# Thunderbolt Interface: Apollo Twin Duo or Focusrite Clarett 8Pre



## Rtf417 (Aug 30, 2015)

Hey guys, I'm about to purchase a new Thunderbolt Interface but not sure which one to go for. I narrowed it down to these two units. I was really steering more towards the Focusrite as I can put it in my rack case and has 8 mic pre's which are a huge plus for me. Only thing that really irks me about this unit is that it has no Pad Switch's for the Inputs. My buddy has the Apollo Twin Duo and the recordings sound amazing. However it only has two mic pre's but also comes with a bunch of awesome plug-ins. Does anyone have any recommendations of which one I should go for??? Thanks in advance for any info...


----------



## Rtf417 (Aug 31, 2015)

Sweet, I take it no one has any experience with these units.


----------



## Enselmis (Aug 31, 2015)

The clarett is barely even out dude. Pad switches aren't a big deal though. 20db~ in-line pads run about 20$ on the off chance you even need one.


----------



## Cheap (Aug 31, 2015)

I just got an Apollo Twin and as much as I love it, I still find myself mostly using non UAD plugins. Not sure if that will change, but you don't get much included with it and like _everything_ on their site is around $200 and up.
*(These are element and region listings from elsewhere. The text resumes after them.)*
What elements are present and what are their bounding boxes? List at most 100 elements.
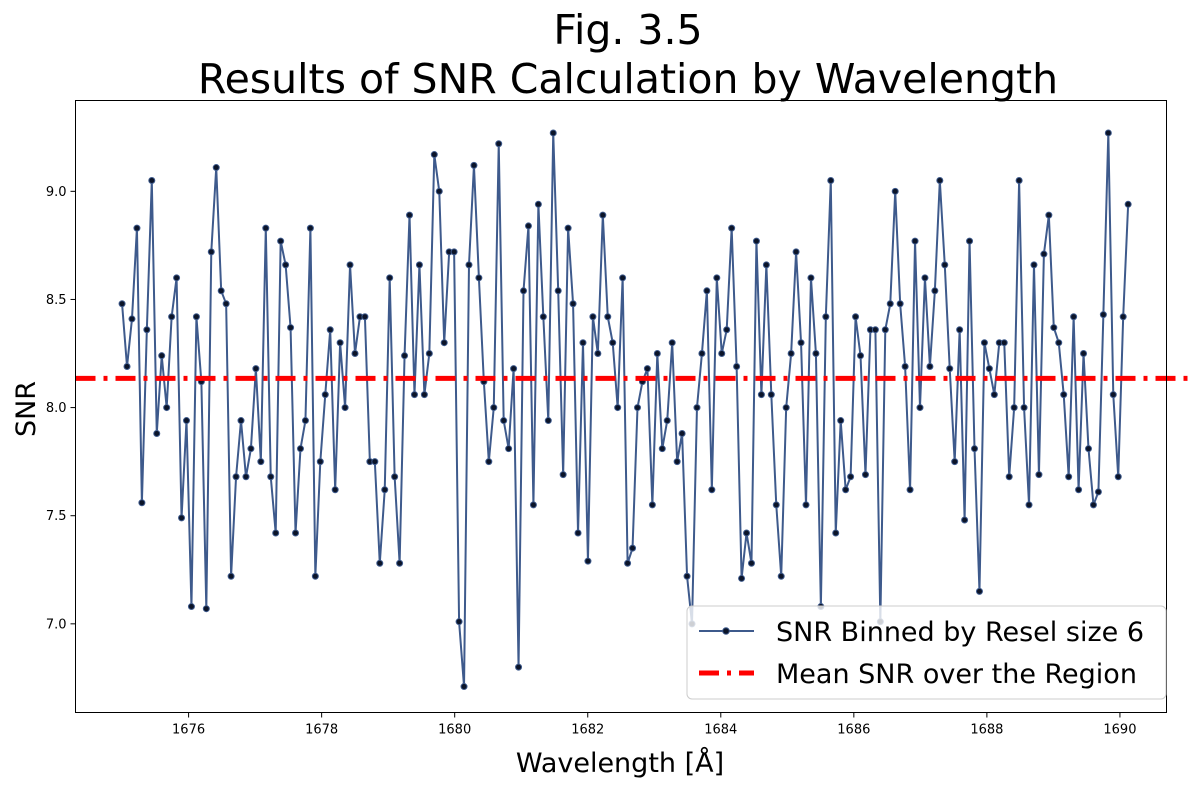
snr-data-point — [961, 516, 969, 524]
x-tick-label: 1676 — [172, 723, 205, 738]
y-tick-label: 8.5 — [46, 293, 67, 308]
snr-data-point — [678, 430, 686, 438]
snr-data-point — [713, 274, 721, 282]
snr-data-point — [346, 261, 354, 269]
y-tick-label: 7.5 — [46, 509, 67, 524]
snr-data-point — [822, 313, 830, 321]
snr-data-point — [1114, 473, 1122, 481]
snr-data-point — [589, 313, 597, 321]
snr-data-point — [782, 404, 790, 412]
snr-data-point — [1015, 177, 1023, 185]
snr-data-point — [500, 417, 508, 425]
snr-data-point — [643, 365, 651, 373]
snr-data-point — [569, 300, 577, 308]
snr-data-point — [802, 501, 810, 509]
snr-data-point — [336, 339, 344, 347]
snr-data-point — [604, 313, 612, 321]
snr-data-point — [936, 177, 944, 185]
snr-data-point — [624, 559, 632, 567]
snr-data-point — [212, 164, 220, 172]
x-tick-label: 1688 — [970, 723, 1003, 738]
snr-data-point — [966, 237, 974, 245]
snr-data-point — [1060, 391, 1068, 399]
snr-data-point — [906, 486, 914, 494]
snr-data-point — [886, 300, 894, 308]
snr-data-point — [584, 557, 592, 565]
snr-data-point — [1020, 404, 1028, 412]
y-tick-label: 7.0 — [46, 617, 67, 632]
snr-data-point — [757, 391, 765, 399]
snr-data-point — [296, 445, 304, 453]
snr-data-point — [173, 274, 181, 282]
snr-data-point — [455, 618, 463, 626]
snr-data-point — [985, 365, 993, 373]
snr-data-point — [292, 529, 300, 537]
snr-data-point — [1109, 391, 1117, 399]
snr-data-point — [1075, 486, 1083, 494]
snr-data-point — [832, 529, 840, 537]
snr-data-point — [202, 605, 210, 613]
x-axis-label: Wavelength [Å] — [516, 747, 724, 779]
snr-data-point — [1025, 501, 1033, 509]
snr-data-point — [440, 339, 448, 347]
snr-data-point — [762, 261, 770, 269]
legend-box — [686, 605, 1167, 700]
snr-data-point — [435, 187, 443, 195]
snr-data-point — [847, 473, 855, 481]
snr-data-point — [192, 313, 200, 321]
snr-data-point — [138, 499, 146, 507]
snr-data-point — [648, 501, 656, 509]
snr-data-point — [931, 287, 939, 295]
snr-data-point — [326, 326, 334, 334]
snr-data-point — [520, 287, 528, 295]
y-axis: 7.0 7.5 8.0 8.5 9.0 — [46, 185, 76, 632]
snr-data-point — [183, 417, 190, 425]
legend-label-mean: Mean SNR over the Region — [776, 659, 1137, 690]
snr-data-point — [1000, 339, 1008, 347]
snr-data-point — [143, 326, 151, 334]
snr-data-point — [386, 274, 394, 282]
snr-data-point — [1010, 404, 1018, 412]
snr-data-point — [1055, 339, 1063, 347]
snr-data-point — [381, 486, 389, 494]
snr-data-point — [901, 362, 909, 370]
snr-data-point — [207, 248, 215, 256]
snr-data-point — [425, 350, 433, 358]
snr-data-point — [1045, 211, 1053, 219]
snr-data-point — [1124, 200, 1132, 208]
snr-data-point — [168, 313, 176, 321]
x-tick-label: 1686 — [837, 723, 870, 738]
snr-data-point — [797, 339, 805, 347]
snr-data-point — [708, 486, 716, 494]
snr-data-point — [1005, 473, 1013, 481]
snr-data-point — [812, 350, 820, 358]
x-tick-label: 1684 — [704, 723, 737, 738]
snr-data-point — [574, 529, 582, 537]
snr-data-point — [311, 572, 319, 580]
plot-area — [75, 129, 1189, 691]
snr-data-point — [777, 572, 785, 580]
chart-subtitle: Results of SNR Calculation by Wavelength — [198, 55, 1058, 103]
snr-data-point — [287, 324, 295, 332]
snr-data-point — [881, 326, 889, 334]
snr-data-point — [767, 391, 775, 399]
snr-data-point — [683, 572, 691, 580]
snr-data-point — [148, 177, 156, 185]
snr-data-point — [1099, 311, 1107, 319]
snr-data-point — [916, 404, 924, 412]
snr-data-point — [420, 391, 428, 399]
snr-data-point — [792, 248, 800, 256]
snr-data-point — [247, 445, 255, 453]
legend: SNR Binned by Resel size 6 Mean SNR over… — [686, 605, 1167, 700]
snr-data-point — [971, 445, 979, 453]
snr-data-point — [505, 445, 513, 453]
snr-data-point — [406, 211, 414, 219]
snr-data-point — [861, 471, 869, 479]
snr-data-point — [980, 339, 988, 347]
snr-data-point — [410, 391, 418, 399]
snr-data-point — [475, 274, 483, 282]
snr-data-point — [1040, 250, 1048, 258]
snr-data-point — [331, 486, 339, 494]
snr-data-point — [257, 458, 265, 466]
plot-frame — [75, 100, 1167, 713]
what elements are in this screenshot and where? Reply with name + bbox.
The plugins are awesome but if you need mic pres and are comfortable with your current plug collection, I think the focusrite might be the way to go


----------



## Rtf417 (Aug 31, 2015)

Great, thanks for the info fellas. I know the Clarett literally just came out so probably not to many people have experience with it. The Apollo Twin is a very nice sounding unit, I dig there plug-ins but they take up a lot of processing power. May end up getting the Focusrite.


----------